Saturday, February 27, 2010

"Old Detroit has a cancer. That cancer is crime."

I got something in the mail today entitled a "Notice of Violation" from the Tucson Police Photo Enforcement Program. This bit of mail informed me that a vehicle registered to me has been recorded by photo enforcement as failing to stop at a red light and included a couple of camera shots showing a vehicle turning left at an intersection while the light is red (although the car seems to already be reasonably far into the intersection in the first photo).

Funny thing is, this "Notice of Violation" doesn't carry a fine or a court date.

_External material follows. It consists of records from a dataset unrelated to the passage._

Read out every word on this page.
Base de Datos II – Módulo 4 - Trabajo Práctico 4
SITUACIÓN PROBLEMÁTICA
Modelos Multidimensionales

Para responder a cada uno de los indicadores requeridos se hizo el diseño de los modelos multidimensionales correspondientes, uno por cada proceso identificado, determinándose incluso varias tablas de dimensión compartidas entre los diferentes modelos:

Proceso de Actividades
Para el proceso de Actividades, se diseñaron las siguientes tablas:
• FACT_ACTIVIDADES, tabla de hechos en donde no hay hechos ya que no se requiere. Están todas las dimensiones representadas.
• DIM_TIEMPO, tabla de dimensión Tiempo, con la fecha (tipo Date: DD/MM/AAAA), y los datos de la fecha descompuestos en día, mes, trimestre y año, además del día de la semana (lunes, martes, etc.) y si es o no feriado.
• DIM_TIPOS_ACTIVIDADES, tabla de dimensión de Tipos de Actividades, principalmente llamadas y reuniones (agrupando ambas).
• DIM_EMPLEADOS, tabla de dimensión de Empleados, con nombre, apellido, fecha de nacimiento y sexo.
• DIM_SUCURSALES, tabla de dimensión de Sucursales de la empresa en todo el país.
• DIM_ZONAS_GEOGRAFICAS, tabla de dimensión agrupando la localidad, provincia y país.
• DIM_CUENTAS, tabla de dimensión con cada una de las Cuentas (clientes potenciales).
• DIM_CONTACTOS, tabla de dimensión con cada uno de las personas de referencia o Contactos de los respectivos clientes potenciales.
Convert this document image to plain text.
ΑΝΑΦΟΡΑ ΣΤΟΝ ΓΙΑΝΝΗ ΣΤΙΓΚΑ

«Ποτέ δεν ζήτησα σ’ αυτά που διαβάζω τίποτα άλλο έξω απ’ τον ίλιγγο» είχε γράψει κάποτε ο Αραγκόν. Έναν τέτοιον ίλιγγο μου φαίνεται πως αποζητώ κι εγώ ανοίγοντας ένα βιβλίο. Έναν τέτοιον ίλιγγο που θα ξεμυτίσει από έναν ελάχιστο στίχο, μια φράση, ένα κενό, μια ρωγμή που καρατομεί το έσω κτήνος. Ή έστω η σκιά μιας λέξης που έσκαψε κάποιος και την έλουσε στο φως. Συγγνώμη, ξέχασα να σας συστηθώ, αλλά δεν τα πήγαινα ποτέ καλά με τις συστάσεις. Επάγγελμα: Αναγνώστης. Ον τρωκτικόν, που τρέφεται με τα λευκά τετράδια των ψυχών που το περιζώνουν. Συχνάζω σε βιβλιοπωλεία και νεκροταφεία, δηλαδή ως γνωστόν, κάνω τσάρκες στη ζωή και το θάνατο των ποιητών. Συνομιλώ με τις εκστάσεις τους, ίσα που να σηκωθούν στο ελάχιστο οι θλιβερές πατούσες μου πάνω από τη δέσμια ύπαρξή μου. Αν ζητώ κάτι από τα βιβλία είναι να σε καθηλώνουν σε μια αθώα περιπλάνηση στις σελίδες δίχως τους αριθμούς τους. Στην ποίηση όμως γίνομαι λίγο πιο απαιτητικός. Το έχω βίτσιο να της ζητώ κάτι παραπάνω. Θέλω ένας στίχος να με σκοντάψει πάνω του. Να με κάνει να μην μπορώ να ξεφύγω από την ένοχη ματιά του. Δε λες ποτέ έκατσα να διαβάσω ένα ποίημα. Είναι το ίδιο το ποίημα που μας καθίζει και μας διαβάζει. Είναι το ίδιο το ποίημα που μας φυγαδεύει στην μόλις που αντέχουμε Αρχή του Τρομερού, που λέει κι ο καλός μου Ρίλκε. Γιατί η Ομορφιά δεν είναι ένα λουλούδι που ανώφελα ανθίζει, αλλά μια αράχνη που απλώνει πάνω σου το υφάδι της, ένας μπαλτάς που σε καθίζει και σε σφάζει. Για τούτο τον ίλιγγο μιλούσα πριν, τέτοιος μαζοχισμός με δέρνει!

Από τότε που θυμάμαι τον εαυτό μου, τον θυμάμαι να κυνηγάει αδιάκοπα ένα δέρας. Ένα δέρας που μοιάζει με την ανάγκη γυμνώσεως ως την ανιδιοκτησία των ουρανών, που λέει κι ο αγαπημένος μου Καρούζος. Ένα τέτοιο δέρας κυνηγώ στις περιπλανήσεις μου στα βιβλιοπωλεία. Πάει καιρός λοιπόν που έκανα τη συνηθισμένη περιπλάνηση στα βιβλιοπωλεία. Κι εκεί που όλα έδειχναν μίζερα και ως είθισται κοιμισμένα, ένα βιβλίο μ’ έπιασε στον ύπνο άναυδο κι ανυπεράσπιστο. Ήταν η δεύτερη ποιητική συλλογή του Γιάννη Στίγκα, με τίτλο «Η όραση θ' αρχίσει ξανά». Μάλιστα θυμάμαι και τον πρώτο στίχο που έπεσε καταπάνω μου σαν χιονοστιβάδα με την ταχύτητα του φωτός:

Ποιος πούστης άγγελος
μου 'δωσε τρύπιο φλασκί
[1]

In fact, it says "This is not a Summons to Appear. There is no fine associated with this Notice." in plain English twice on the document. Instead, it asks me politely to identify the driver of my vehicle at the time of the violation and mail the paper back to a PO Box in Phoenix identified as the contact for the "Violation Processing Center."

Interesting, right? I do some cursory Googling and discover that this is part of the standard operating procedure for photo enforcement; when a potential violation is recorded and the driver can't be definitively identified for whatever reason, this notice (which looks like an official ticket on first glance, save for the disclaimer about not being a summons) gets sent out to the registered owner of the vehicle asking him or her to ID whoever it was behind the wheel. However, this isn't a legally binding order; it comes from the private company that operates the cameras, not the court. Hence the return address being some PO Box rather than the court or a law enforcement office.

That's right: phishing is now a law enforcement tactic. You can read about this phenomenon at this site dedicated to parsing photo enforcement (note: the site is geared toward California; my notice was slightly different but appears to be technically identical in terms of the legal language contained and omitted, and another section of the site devoted to Arizona confirms that what I got is equivalent). Since the notice isn't legally binding in any way, I don't personally feel comfortable making the decision about whether it was me in that picture or just somebody driving my car who looks like me and was driving the route I take home from work at approximately the time I come home in the evening.

In doing my research on this thing, I came across some interesting facts about photo enforcement of traffic laws, courtesy of this extensive review of the subject published by the Phoenix New Times. The most interesting tidbit contained within it is that vehicles registered to corporations or legal trusts are essentially immune from photo enforcement; they will always get the same, non-binding "please identify the driver" mailing I got, while private citizens will get actual citations with fines, provided that law enforcement can reasonably establish from the photo and the vehicle registration information that they were behind the wheel at the time of the violation. Another interesting fact is that even when a real citation is issued, it doesn't legally count in Arizona unless a process server tracks you down and delivers it personally to you within four months of the original complaint.

As far as I can tell, Arizona and California are the only states that have these systems deployed extensively, but I wouldn't be surprised if other states or metropolitan areas have started or are planning to start rolling similar things out more aggressively. I'd advise anyone in such areas to pay close attention to the laws and the fine print on any notices they receive, lest they be tricked into snitching on themselves.